What are your thoughts on the prevalence of the objectification of women in Western culture and on the subsequent effects on young people? Is it something you have given any thought to? How do you think men and women within the church can respond?

 

Growing Pains

No one can become a truly biblical adult without setting some limits… Otherwise, we never know if we have forged our own values, beliefs, and convictions – our very identity – or if we are mimicking the ideas of our family… if you have never questioned, set boundaries, or experienced conflict with your family members, you may not have an adult-to-adult connection with your family… You may be afraid of separating, individuating and becoming an autonomous adult.

From Boundaries in Marriage by John Townsend and Henry Cloud

(as quoted in the ‘Boundaries’ email devotional from biblegateway.com)

Well that seems very pertinent to me, both from the perspective of a woman who never had the opportunity to ‘grow up’ properly – a combination of illness, abuse from brother and (first) spouse, and a highly passive aggressive mother – and from the perspective of the same woman with two teenage children who are testing the boundaries and trying to establish their own sense of autonomy, one of whom has autism and learning disabilities so may well have limited autonomy. They never actually say these words, but the majority of what they do seems to be saying ‘who am I?’ I pray Prince and Fluff find their answers framed by Christ, but they have to be given the freedom and respect to discover Him for themselves. I can’t worry and fret over them or I’ll smother them, despite wanting so desperately to protect them and to share with them this gift of grace.

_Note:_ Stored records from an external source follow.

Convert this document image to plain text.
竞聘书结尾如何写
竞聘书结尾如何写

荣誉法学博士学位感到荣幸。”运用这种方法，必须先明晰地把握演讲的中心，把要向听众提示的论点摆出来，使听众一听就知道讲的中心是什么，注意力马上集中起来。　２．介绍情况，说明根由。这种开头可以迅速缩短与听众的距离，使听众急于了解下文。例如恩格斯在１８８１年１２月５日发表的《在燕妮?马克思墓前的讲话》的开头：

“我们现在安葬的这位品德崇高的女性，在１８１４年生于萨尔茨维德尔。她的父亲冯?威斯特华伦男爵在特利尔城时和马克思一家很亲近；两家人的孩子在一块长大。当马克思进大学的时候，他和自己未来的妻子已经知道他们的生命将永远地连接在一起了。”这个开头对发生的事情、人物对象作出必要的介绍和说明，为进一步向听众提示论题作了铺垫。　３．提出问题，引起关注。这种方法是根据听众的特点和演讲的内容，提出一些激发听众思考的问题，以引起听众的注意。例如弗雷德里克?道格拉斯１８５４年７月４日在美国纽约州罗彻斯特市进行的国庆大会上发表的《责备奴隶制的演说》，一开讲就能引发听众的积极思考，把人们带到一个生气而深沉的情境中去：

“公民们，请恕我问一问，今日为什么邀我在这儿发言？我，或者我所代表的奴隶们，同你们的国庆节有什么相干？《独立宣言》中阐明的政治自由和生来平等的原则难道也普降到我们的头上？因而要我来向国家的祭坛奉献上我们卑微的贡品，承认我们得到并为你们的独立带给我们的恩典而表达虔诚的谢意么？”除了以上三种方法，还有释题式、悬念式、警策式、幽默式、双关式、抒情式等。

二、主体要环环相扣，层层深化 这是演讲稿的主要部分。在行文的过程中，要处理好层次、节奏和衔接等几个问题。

Plus, I have two teenage children. That makes me so old. Of course, when you’re a teenager anyone over 30 seems positively ancient, but I have to remind myself that I’m not yet 40. I have plenty of life left, God-willing. The bizarre thing is that, because of everything I’ve been through, I’m still figuring out who I am, so it’s doubly difficult to be able to parent someone else through it (the only conclusion, so far, is that I am somewhat eccentric). But we muddle through, by grace. Always by grace, thank God.